Don Vincenzo quer ver prevalecer seus interesses inescrupulosos, regidos por princípios de segredo e de silêncio solidários. Quando estão, chegam ou voltam ao poder, governam estabelecendo leis próprias e buscam sobrepor-se ao constituído.

Nada disso precisa novamente acontecer se o bom político, que ainda existe e vai mostrar a sua cara, não criar compromissos novos com as velhas oligarquias estabelecidas e seus representantes.

O povo precisa acreditar e apostar no novo, no que pode vir para transformar o velho e carcomido sistema e mudar o que for preciso ser mudado, com reformas e posicionamentos administrativos coerentes com a vontade desse mesmo povo. Nada melhor para isso que as eleições majoritárias do ano que vem. Mais do que nunca hoje eu tenho certeza que vai vencer o melhor.

Meu pai Sette de Barros, político habilidoso, getulista, juscelinista e janguista, era um homem de idéias avançadas. Depois de vinte anos afastado pelo golpe militar, voltou à política se elegendo prefeito de Ponte Nova, sua terra natal. Mesmo com a elite rural e grande parte da burguesia contra ele, nunca perseguiu ninguém nos seus seis anos de governo. O senador Tancredo Neves, na época candidato ao governo de Minas, dizia para o meu pai que ele não devia concorrer à eleição majoritária, perderia na certa em uma cidade comandada por uma poderosa oligarquia rural. Ele respondeu ao amigo disputando a eleição “do sem tostão contra o milhão”, como ficou conhecida, mas tratando o povo com a leveza da verdade combinada com o exemplo do seu passado de luta e de determinação da vitória construída a ferro e fogo contra os poderosos locais, ganhou a eleição com grande maioria dos votos.
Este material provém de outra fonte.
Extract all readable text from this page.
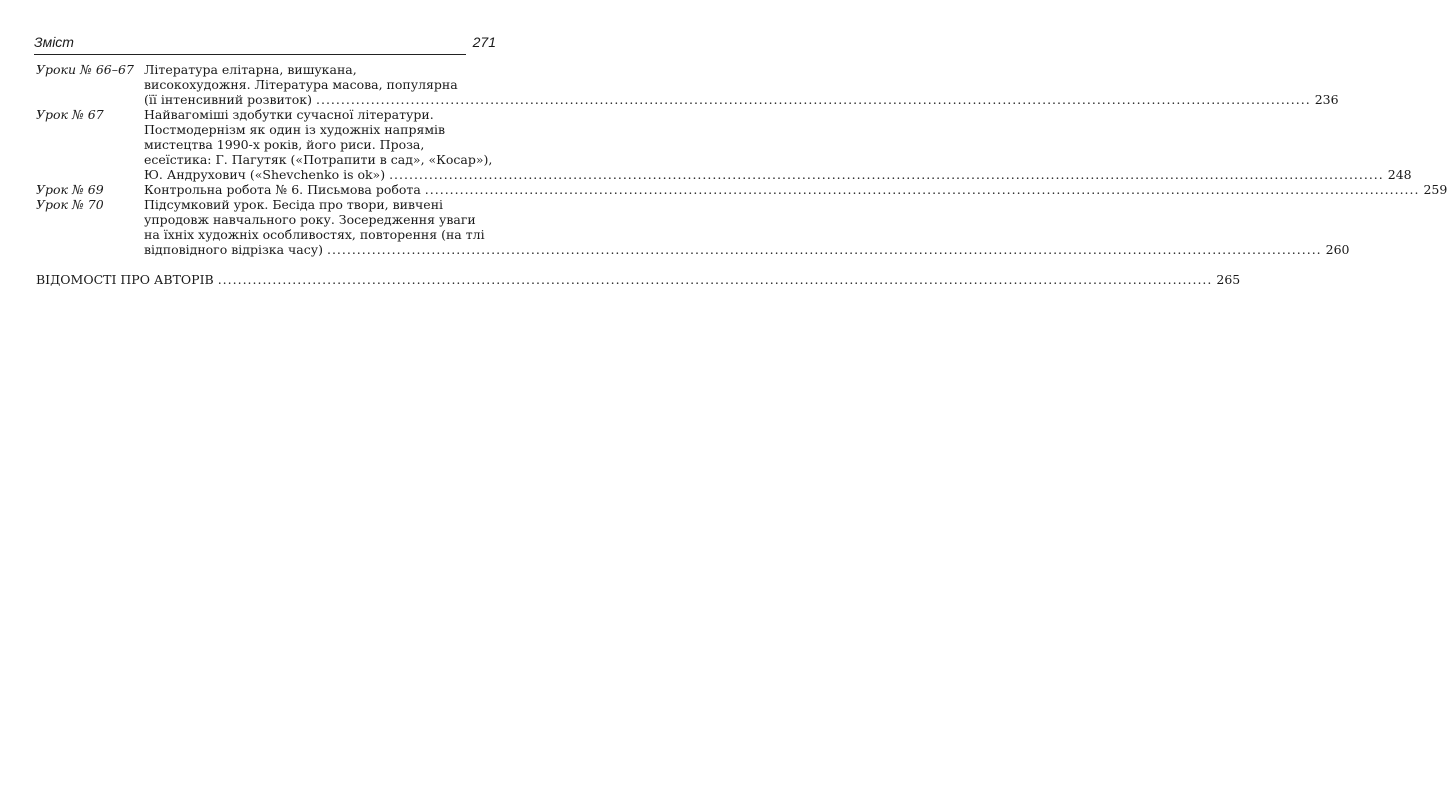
Зміст	271
Уроки № 66–67 Література елітарна, вишукана,
високохудожня. Література масова, популярна
(її інтенсивний розвиток) ........................................................................................................................................................................................................ 236
Урок № 67	Найвагоміші здобутки сучасної літератури.
Постмодернізм як один із художніх напрямів
мистецтва 1990-х років, його риси. Проза,
есеїстика: Г. Пагутяк («Потрапити в сад», «Косар»),
Ю. Андрухович («Shevchenko is ok») ........................................................................................................................................................................................................ 248
Урок № 69	Контрольна робота № 6. Письмова робота ........................................................................................................................................................................................................ 259
Урок № 70	Підсумковий урок. Бесіда про твори, вивчені
упродовж навчального року. Зосередження уваги
на їхніх художніх особливостях, повторення (на тлі
відповідного відрізка часу) ........................................................................................................................................................................................................ 260
ВІДОМОСТІ ПРО АВТОРІВ ........................................................................................................................................................................................................ 265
Assim Ponte Nova foi a primeira cidade visitada por Tancredo Neves, governador eleito de Minas. Ele fez tudo oficialmente, cheio de protocolos e pompas, só para prestigiar e cumprimentar publicamente o amigo em sua espetacular vitória. O velho tinha, portanto poder e muito, mas nem por isso precisava andar de mãos dadas com Don Vincenzo, perseguindo seus inimigos, que não eram poucos na política municipal sob seu comando. Ele me dizia: - a política não é feita com ódio, mas com idéias e liberdade e que um inimigo inteligente ajuda muito mais um governante esperto que um amigo burro e tapado. Viva o velho Sette!

(Essa história é tão longa que é quase uma vida. Sei que ela precisa ser contada ou escrita em todos seus detalhes qualquer dia desses para se conhecer e se entender, a partir da minha visão cinematográfica, a intrincada rede de intrigas e traições que forjam a cabeça e o pensamento do político brasileiro).